A gun was missing from the gun-room. Could Allan have gone to shoot with Logan at Loganlee? But Olive deemed it impossible that he would do so without consulting her, and on looking at Holcroft she thought he looked rather hot and disturbed.
'The bangle, the bangle!' thought the girl, with sudden terror. 'Can he have gone in a fit of jealousy. Mercy! if it should be so.'
Inquiries proved that Allan had not passed out by the entrance gates, as the lodge-keeper affirmed, and no trace of footsteps could be found at any of the private gates to the grounds; and it was soon discovered that he had not taken a ticket for any place at the railway station.
What terrible mystery was here?
The family began to look with growing alarm and dismay blankly into each other's pale faces.
Keepers and gillies, strong, active, and keen-sighted fellows, Hector, Alister Bain, Angus and Dugal Glas—even old Ronald Gair, the piper—searched, but in vain, the grounds, plantations, even the adjacent hills and glens; but not a trace was found of the missing Allan.
He seemed suddenly to have dropped out of existence.

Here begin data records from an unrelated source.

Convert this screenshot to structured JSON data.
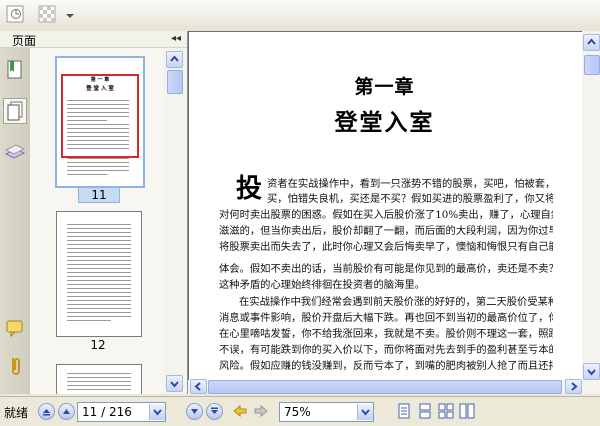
{
  "toolbar": {
    "items": [
      "pointer-tool",
      "thumbnail-tool",
      "dropdown"
    ]
  },
  "sidebar": {
    "title": "页面",
    "collapse_glyph": "◂◂"
  },
  "thumbnails": [
    {
      "label": "11",
      "heading1": "第 一 章",
      "heading2": "登 堂 入 室",
      "selected": true
    },
    {
      "label": "12",
      "selected": false
    }
  ],
  "document": {
    "chapter": "第一章",
    "title": "登堂入室",
    "drop_cap": "投",
    "lines": [
      "资者在实战操作中，看到一只涨势不错的股票，买吧，怕被套，不",
      "买，怕错失良机，买还是不买？假如买进的股票盈利了，你又将面",
      "对何时卖出股票的困惑。假如在买入后股价涨了10%卖出，赚了，心理自然喜",
      "滋滋的，但当你卖出后，股价却翻了一翻，而后面的大段利润，因为你过早",
      "将股票卖出而失去了，此时你心理又会后悔卖早了，懊恼和悔恨只有自己能",
      "体会。假如不卖出的话，当前股价有可能是你见到的最高价，卖还是不卖？",
      "这种矛盾的心理始终徘徊在投资者的脑海里。",
      "在实战操作中我们经常会遇到前天股价涨的好好的，第二天股价受某种",
      "消息或事件影响，股价开盘后大幅下跌。再也回不到当初的最高价位了，你",
      "在心里嘀咕发誓，你不给我涨回来，我就是不卖。股价则不理这一套，照跌",
      "不误，有可能跌到你的买入价以下，而你将面对先去到手的盈利甚至亏本的",
      "风险。假如应赚的钱没赚到，反而亏本了，到嘴的肥肉被别人抢了而且还拌"
    ]
  },
  "statusbar": {
    "status": "就绪",
    "page_current": "11 / 216",
    "zoom": "75%"
  }
}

As this, his last day at Dundargue, drew on, none made himself more active in searching and riding about the roads than Holcroft, and so preoccupied were all that no one—even Olive—noticed that his face was pale and cadaverous—and wore a very disturbed expression, and that his pale eyes seemed to glare defiantly if anyone looked at him, while he sedulously kept his right hand gloved.
How are we to relate all that really had happened.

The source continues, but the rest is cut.